One of the really maddening things about Linux (and UNIX in general) is that files are stored in random places. That is, they are not really random, but each application has its own idea of where it wants to look for stuff. You, as a user, have an inkling of what’s missing (maybe because of an error message, or because you researched on a search site). But you have not the foggiest idea of where you should look for it.
For instance, you may have installed a Python extension. Then you start python, and type:import myextension. And Python will spit out this:
Traceback (most recent call last):
File “<stdin>”, line 1, in <module>
ImportError: No module named myextension
Of course, you know that you installed myextension. So why can’t Python find it?
Well, fret no more, there is an almost simple way of figuring this out in a jiffy, using the Linux utility strace.
strace (pronounced ess-trace or strayce) and its related frenemy truss are two utilities that report back what requests an application made to the system. Graciously, the system allows users to ask for this information, so all you need to do is fire up strace, feed it your command, and there you go, you know everything the system knows (as far as calls are concerned).
Practically, you use strace as a prefix to the command you want to run. If you wanted to trace python, for instance, you would type:strace python. If you did that already (you are a fast typer!), you would see a ton of garbage on the screen, near whose end you’d find the line:
write(1, ">>> ", 4>>> ) = 4
That is the call python makes to the system to have its prompt printed out. What that means is that the system call write is invoked on channel 1 (standard output), for a length of 4 bytes. The result is 4, which is the number of bytes written. The >>> after the first 4 is the side effect of the call: since we asked to write to standard output, the prompt is written into our strace stream.

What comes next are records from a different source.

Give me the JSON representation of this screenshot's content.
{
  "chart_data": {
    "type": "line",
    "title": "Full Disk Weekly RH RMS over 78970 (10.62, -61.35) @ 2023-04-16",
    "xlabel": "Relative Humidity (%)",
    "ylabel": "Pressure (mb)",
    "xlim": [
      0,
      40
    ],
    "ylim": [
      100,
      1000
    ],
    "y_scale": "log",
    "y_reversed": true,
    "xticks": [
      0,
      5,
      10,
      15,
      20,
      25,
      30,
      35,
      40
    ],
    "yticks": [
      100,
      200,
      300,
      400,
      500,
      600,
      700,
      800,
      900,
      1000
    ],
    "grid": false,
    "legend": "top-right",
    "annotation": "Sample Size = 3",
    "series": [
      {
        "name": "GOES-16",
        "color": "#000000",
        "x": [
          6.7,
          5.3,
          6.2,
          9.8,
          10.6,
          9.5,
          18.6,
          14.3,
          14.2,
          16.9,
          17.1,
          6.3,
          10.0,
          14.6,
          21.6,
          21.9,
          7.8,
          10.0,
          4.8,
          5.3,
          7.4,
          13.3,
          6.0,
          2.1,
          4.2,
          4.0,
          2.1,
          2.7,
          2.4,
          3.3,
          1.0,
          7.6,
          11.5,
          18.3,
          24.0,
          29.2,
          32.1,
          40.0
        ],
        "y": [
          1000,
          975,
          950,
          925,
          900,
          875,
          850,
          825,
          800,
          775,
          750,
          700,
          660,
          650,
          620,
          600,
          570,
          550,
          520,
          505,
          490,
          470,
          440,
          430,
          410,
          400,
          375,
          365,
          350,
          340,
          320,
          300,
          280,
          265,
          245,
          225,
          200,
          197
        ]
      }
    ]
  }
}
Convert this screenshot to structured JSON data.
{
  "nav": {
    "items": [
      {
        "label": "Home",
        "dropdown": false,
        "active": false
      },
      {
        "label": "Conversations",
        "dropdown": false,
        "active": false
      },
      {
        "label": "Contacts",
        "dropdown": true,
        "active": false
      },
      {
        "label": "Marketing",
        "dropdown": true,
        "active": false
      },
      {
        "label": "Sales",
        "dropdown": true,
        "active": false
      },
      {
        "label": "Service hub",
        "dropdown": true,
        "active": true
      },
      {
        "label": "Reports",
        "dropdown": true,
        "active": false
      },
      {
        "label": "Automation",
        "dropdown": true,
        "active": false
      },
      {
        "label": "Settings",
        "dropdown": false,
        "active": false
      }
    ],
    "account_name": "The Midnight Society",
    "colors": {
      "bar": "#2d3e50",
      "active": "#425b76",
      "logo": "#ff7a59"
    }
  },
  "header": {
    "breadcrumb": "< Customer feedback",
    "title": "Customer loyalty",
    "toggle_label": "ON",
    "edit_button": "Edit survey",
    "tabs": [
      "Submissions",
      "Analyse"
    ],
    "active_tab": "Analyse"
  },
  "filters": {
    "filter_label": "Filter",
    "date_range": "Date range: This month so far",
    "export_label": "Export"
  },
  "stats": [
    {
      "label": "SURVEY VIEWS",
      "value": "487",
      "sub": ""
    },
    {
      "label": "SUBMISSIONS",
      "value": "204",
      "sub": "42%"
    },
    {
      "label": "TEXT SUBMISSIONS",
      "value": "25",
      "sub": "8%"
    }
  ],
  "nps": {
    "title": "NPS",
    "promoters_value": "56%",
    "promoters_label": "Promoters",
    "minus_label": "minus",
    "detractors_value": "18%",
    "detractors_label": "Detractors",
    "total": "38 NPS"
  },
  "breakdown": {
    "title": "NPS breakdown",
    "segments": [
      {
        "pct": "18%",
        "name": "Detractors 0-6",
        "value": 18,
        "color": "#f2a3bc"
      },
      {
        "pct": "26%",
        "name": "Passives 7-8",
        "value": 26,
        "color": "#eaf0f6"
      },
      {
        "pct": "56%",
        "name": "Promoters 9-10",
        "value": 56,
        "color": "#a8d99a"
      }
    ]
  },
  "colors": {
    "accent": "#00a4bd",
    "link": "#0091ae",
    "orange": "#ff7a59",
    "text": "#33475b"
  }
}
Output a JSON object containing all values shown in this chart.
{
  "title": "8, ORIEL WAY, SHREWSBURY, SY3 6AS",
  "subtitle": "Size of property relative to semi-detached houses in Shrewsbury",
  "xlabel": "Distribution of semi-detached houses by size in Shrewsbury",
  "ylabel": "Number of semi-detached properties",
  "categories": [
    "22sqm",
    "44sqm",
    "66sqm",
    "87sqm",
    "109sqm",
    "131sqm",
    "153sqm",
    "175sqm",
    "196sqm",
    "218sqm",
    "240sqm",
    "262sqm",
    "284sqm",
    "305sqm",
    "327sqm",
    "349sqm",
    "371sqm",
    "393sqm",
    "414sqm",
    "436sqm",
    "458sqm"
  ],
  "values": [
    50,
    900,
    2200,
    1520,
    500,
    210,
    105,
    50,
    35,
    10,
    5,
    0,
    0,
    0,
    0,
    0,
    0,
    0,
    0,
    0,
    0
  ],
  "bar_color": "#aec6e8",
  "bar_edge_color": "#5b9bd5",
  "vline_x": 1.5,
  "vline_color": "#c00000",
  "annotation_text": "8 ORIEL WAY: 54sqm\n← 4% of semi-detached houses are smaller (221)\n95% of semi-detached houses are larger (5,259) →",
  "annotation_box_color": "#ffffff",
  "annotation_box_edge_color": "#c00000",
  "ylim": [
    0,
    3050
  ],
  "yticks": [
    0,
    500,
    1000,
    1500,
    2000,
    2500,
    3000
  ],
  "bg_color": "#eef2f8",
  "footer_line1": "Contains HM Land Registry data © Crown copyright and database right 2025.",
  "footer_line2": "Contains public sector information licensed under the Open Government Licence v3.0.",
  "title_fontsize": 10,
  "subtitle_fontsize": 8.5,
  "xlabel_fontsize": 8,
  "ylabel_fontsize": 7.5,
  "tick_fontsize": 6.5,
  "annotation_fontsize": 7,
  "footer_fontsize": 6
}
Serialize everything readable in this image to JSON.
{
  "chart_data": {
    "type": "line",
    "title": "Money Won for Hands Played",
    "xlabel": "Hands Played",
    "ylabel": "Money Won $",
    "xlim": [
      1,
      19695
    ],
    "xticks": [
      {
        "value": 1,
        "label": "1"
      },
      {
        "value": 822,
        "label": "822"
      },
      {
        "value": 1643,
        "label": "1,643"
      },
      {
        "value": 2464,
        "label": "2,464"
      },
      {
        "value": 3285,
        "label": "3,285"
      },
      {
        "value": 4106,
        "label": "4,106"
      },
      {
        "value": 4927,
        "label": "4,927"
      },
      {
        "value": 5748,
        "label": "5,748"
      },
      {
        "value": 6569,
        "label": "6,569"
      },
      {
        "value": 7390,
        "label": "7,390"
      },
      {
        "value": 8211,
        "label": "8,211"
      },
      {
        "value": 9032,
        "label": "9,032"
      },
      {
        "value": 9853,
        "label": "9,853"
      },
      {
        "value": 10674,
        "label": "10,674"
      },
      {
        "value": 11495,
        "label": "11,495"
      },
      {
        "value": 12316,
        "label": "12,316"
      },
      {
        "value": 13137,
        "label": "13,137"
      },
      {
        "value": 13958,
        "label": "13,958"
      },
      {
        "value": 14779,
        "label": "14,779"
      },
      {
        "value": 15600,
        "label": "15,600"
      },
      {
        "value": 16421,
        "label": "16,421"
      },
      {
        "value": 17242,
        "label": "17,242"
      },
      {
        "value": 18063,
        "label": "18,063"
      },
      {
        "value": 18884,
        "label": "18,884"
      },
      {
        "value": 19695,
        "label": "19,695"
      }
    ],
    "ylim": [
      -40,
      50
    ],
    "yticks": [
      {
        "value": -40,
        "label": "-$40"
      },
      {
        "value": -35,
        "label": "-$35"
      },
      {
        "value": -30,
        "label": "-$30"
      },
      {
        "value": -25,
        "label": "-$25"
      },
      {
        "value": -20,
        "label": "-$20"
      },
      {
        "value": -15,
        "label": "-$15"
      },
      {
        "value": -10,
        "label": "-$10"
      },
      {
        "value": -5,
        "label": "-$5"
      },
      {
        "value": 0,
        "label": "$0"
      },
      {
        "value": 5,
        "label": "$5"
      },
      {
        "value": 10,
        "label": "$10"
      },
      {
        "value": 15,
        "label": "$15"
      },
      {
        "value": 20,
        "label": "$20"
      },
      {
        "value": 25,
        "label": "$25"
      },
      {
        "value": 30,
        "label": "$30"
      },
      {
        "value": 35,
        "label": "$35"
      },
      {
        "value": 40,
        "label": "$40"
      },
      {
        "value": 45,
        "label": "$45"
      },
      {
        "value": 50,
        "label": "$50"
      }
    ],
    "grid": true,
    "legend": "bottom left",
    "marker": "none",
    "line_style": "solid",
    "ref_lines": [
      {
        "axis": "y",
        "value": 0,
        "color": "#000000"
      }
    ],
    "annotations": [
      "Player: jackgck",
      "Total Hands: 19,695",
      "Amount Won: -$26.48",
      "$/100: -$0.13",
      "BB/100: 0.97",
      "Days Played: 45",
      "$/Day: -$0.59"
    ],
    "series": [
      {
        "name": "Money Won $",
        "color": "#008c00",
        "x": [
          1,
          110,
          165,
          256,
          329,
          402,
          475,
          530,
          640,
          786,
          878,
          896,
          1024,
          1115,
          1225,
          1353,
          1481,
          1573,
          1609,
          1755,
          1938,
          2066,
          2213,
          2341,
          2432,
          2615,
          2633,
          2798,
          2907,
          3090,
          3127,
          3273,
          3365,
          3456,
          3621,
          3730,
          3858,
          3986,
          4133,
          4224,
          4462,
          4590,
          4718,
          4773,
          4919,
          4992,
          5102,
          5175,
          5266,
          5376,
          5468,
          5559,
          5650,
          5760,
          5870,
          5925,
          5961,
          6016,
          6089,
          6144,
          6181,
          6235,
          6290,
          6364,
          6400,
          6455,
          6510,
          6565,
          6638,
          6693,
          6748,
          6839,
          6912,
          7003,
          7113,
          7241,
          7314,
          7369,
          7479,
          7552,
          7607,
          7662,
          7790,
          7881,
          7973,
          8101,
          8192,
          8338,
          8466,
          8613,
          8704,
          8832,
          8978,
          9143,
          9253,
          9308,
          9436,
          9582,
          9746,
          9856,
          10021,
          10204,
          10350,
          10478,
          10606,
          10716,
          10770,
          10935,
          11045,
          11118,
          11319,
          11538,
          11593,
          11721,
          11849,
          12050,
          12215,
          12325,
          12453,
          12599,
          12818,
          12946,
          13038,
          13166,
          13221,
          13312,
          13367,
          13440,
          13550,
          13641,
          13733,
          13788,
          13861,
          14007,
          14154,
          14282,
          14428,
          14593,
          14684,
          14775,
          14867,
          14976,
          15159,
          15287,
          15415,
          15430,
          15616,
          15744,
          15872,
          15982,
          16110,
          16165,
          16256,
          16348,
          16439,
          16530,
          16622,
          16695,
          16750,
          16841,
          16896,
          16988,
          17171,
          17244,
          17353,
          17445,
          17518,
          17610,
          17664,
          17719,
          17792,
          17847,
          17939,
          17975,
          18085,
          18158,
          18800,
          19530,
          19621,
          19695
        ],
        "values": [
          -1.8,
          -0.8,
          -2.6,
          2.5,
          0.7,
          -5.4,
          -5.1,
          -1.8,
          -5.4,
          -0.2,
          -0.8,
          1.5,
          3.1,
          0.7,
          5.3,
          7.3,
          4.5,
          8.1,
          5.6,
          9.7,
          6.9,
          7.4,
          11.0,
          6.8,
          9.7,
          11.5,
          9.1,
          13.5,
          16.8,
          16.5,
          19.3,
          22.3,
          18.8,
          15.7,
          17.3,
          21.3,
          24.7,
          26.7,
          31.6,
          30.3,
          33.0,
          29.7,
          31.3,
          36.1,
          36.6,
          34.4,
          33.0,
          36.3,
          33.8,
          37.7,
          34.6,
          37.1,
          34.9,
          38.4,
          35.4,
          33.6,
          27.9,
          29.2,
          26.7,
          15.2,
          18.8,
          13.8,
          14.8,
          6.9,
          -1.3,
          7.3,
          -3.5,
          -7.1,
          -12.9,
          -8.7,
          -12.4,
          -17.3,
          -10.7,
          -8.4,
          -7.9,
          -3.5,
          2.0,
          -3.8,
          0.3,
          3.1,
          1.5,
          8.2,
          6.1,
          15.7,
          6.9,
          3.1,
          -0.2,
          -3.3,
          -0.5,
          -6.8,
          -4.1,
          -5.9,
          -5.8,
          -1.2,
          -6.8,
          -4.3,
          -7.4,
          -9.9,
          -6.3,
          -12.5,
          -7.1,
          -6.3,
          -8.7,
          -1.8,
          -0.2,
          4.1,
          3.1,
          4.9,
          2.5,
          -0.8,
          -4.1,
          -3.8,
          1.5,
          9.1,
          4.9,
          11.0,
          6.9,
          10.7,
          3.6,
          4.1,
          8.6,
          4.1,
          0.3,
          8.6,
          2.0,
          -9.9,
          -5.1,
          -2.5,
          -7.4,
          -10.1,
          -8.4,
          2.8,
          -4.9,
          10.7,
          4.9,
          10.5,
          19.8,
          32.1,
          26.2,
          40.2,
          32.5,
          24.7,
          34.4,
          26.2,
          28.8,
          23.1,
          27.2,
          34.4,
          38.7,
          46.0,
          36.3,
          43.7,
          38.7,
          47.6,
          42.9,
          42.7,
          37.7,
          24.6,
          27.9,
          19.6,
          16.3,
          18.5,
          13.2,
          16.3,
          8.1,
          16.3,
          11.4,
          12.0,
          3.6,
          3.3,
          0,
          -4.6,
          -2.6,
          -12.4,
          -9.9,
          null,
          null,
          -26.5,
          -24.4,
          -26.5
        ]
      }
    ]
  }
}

I’ll make your life easier right now and will tell you which command line options you want to give strace, with just a bare minimum of explanation. First, you want to add the -f option (follow). This tells strace to go after all the processes sparked by your initial call. You will typically need that, so just add it in automatically. Next, you really really don’t want the tons of output from strace to mix in with your application output, so you send the strace output to another file with the -o option. Finally, you want to restrict to file system calls (since we are only looking for files), which is the -e trace=file.
If we wanted to trace python to find out why it’s not finding out myextension, you would type:
strace -f -o /tmp/strace.out -e trace=file python
Now python behaves normally, albeit quite a lot more slowly so. If you type in import myextension, you will get the same error as before (since strace typically doesn’t change what the application does). When you exit, though, you will have the information you need in the file /tmp/strace.out.
In my case, the file contains 60 references to the string myextension, grouped in 10 chunks of 6 each. The first group of six looks like this:
15704 stat(“myextension”, 0x7fff1dd88ed0) = -1 ENOENT (No such file or directory)
15704 open(“myextension.x86_64-linux-gnu.so”, O_RDONLY) = -1 ENOENT (No such file or directory)
15704 open(“myextension.so”, O_RDONLY) = -1 ENOENT (No such file or directory)
15704 open(“myextensionmodule.so”, O_RDONLY) = -1 ENOENT (No such file or directory)
15704 open(“myextension.py”, O_RDONLY) = -1 ENOENT (No such file or directory)
15704 open(“myextension.pyc”, O_RDONLY) = -1 ENOENT (No such file or directory)
The number 15704 is the process ID. You can safely ignore it for now. The second component (before the parenthesis) is the system call. We have stat, which is used to get information about a file, and open, used (you guessed it) to open the file. (Hint: stat is used in the first line instead of open because it’s assumed to be a directory name).
All six calls are followed by a result code after an equal sign. In all cases, that’s -1 ENOENT (No such file or directory). ENOENT means that the file is not there, which we already knew. What we didn’t know, though, is what files the system is asked to look for.
First, there is a directory with the name we provided. It is not preceded by a location, so we are looking in the current working directory. Once the specified directory is not found in the current working directory, the system is asked to find a file named myextension. x86_64-linux-gnu.so. Then myextension.so. Then myextensionmodule.so. Etc. The order is important, as the search is typically aborted at the first file found.
The next group of 6 starts with this line:
15704 stat("/usr/lib/python2.7/myextension", 0x7fff1dd88ed0) = -1 ENOENT (No such file or directory)
You are now pros in reading this! The only difference from the first call of the first group is the location of the file (directory) we are looking for. This time, we look in
/usr/lib/python2.7/. The remainder of the group of six is looking in the same directory. After that, we move on to the directory
Once you exhaust the list in the strace file, you have all the locations where the file was searched, and under what name. Maybe there is a version conflict in your myextension, and it wound its way into the python2.6 location. Or maybe it’s a 32-bit version, and it’s hiding in the plat-x32 directory. No matter what: now you know where that file should be.